When Did She Really Grow Up

Every night after I tucked her into bed, I sang to her, a silly song, a made-up song, our song. “Stay little, stay little, little little stay; little stay little stay little.”

She would giggle Cheap WoW Gold, and I would smile. The next morning I would say: “Look at you. You grew. The song didn’t work.”

I sang that song for years, and every time I finished, she crossed her heart and promised she wouldn’t grow any more.

Then one night, I age of conan gold, stopped singing it. Who knows why. Maybe her door was closed. Maybe she was studying. Maybe she was on the phone talking to someone. Or maybe I realized it was time to give her permission to grow.

It seems to me now that our song must have had some magic because all the nights I sang it, she remained a baby... four, five, six, seven, eight, nine, ten. They felt the same. They even looked the same. She got taller and her feet got bigger and some teeth fell out and new ones grew in, but she still had to be reminded to brush them and her hair and to take a shower every now and then.

She played with dolls buy WoW Gold, and Play-Doh. Though Candy Land was abandoned for Monopoly and Clue, across a table, there she still was. For years, she was like those wooden dolls that nest one inside the other, identical in everything but size.

Or at least that’s how I saw her. She roller-skated and ice-skated and did cartwheels in shopping malls and blew bubbles and drew pictures, which we hung on the refrigerator. She devoured Yodels and slushes and woke early on Sunday mornings to watch Davey and Goliath.

She never slept through the night, not at ten months, not at ten years. When she was small, she’d wake and cry and I’d take her into bed aoc power leveling, with me. When she got bigger, she’d wake and make her way down the hall, and in the morning, I would find her lying beside me.

he used to put notes under my pillow before she went to bed. I used to put notes in her bologna sandwiches before she went to school. She used to wait by the phone when I was away. I used to wait at the bus stop for her to come home.

The song, the notes, the waking up to find her next to me, the waiting at the bus stop—all these things ended a long time ago. Upstairs now is a young woman, a grown-up. She has been grown up for a while. Everyone else has seen this—everyone but me.

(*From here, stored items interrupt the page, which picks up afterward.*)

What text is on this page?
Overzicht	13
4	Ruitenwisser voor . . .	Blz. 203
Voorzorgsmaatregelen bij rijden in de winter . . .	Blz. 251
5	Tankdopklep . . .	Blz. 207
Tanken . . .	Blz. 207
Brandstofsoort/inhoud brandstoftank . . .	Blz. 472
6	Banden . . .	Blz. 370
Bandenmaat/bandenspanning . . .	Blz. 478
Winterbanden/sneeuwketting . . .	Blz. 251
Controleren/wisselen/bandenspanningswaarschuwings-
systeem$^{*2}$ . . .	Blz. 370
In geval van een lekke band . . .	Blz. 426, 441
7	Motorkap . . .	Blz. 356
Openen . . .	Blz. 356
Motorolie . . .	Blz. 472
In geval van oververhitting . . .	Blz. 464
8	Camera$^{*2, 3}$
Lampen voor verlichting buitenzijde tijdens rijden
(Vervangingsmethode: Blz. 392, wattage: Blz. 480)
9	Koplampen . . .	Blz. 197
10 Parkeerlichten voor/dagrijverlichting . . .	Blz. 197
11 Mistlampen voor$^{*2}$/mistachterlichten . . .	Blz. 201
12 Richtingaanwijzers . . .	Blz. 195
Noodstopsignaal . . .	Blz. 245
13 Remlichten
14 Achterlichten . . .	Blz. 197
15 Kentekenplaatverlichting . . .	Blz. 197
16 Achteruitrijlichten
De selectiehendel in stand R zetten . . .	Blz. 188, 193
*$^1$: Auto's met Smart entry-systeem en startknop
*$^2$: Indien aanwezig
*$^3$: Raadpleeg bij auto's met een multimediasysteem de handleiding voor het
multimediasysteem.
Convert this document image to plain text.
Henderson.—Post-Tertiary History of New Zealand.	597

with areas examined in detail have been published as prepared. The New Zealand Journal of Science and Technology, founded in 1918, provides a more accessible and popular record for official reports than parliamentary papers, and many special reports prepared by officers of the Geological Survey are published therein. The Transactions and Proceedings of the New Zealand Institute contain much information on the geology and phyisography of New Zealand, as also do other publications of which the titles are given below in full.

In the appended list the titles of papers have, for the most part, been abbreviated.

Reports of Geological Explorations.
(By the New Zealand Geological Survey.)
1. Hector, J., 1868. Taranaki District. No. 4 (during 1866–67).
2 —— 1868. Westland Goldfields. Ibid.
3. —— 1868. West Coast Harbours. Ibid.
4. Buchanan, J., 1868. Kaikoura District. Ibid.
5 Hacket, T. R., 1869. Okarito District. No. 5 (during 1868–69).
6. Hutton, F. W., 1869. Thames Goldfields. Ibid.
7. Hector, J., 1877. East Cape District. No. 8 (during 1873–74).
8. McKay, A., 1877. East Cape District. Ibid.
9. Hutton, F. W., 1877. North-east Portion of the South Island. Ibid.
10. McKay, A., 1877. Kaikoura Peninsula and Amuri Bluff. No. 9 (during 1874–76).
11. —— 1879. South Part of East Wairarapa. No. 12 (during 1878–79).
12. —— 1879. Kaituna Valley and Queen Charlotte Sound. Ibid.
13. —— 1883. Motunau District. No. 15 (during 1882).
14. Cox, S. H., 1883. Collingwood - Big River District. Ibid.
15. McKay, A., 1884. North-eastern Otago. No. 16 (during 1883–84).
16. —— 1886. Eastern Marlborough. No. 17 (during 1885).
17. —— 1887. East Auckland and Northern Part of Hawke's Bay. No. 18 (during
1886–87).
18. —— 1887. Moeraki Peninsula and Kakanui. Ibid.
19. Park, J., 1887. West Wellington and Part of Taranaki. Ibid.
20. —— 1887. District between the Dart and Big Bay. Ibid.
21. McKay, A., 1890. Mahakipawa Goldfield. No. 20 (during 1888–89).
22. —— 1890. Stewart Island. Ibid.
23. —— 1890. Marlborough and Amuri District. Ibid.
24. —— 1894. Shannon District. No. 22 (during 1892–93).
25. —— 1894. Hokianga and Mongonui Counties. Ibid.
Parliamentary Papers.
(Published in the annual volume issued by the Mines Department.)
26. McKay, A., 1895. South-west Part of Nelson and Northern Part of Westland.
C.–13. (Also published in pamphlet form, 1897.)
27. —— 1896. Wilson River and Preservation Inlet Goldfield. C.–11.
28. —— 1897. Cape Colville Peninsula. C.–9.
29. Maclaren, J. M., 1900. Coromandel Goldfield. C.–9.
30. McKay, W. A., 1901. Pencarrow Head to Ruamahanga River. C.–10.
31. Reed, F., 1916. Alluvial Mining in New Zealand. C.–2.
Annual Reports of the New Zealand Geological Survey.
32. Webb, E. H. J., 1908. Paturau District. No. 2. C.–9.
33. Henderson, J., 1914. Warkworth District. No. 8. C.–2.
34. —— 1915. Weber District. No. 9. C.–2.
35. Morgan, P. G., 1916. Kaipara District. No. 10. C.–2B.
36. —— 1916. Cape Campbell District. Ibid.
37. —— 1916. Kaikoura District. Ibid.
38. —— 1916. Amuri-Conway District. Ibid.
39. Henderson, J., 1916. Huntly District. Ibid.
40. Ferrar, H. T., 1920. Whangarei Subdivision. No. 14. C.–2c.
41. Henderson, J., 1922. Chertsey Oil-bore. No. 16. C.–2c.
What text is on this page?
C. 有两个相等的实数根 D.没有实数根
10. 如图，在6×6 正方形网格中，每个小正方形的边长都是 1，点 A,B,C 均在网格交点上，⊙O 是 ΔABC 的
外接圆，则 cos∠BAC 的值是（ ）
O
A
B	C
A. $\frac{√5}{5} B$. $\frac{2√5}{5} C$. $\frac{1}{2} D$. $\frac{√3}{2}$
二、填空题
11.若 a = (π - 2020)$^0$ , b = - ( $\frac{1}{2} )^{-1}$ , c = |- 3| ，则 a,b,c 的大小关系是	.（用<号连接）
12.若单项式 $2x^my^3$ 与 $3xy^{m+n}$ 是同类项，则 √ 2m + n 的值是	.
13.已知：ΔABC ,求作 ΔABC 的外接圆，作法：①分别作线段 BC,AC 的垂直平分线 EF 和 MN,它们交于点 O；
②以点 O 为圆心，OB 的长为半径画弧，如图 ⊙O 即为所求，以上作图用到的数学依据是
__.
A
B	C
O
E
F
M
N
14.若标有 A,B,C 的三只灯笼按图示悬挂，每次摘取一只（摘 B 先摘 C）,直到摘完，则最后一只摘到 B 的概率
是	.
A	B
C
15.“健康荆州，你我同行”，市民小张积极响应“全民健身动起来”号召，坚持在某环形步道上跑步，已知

I look at aoc power leveling, her today, one week before she graduates from high school, and I am proud of her, proud of the person she has become. But I’m sad, too—not for her, but for me. There has been a child in this house for twenty-five years. First one grew up, then the other, but there was always this one... the baby.

Now the baby is grown. And despite what people tell me—you don’t lose them, they go away but they come home again, you’ll like the quiet when she’s gone, the next part of life is the best—I know that what lies ahead won’t be like what was.

I loved what was. I loved it when she toddled into my office and set up her toy typewriter next to mine. I loved watching her run down the hall at nursery school straight into my arms, after a separation of just two-and-a-half hours. I loved taking her to buy stickers and for walks and to movies. I loved WoW Gold, driving her to gymnastics and listening to her friends. I loved being the one she raced to when she was happy or frightened or sad. I loved being the center of her world.

“Mommy, come play with me.”

“Mommy, I’m home.”

“Mommy, I love you WoW Gold, the bestest and the widest.”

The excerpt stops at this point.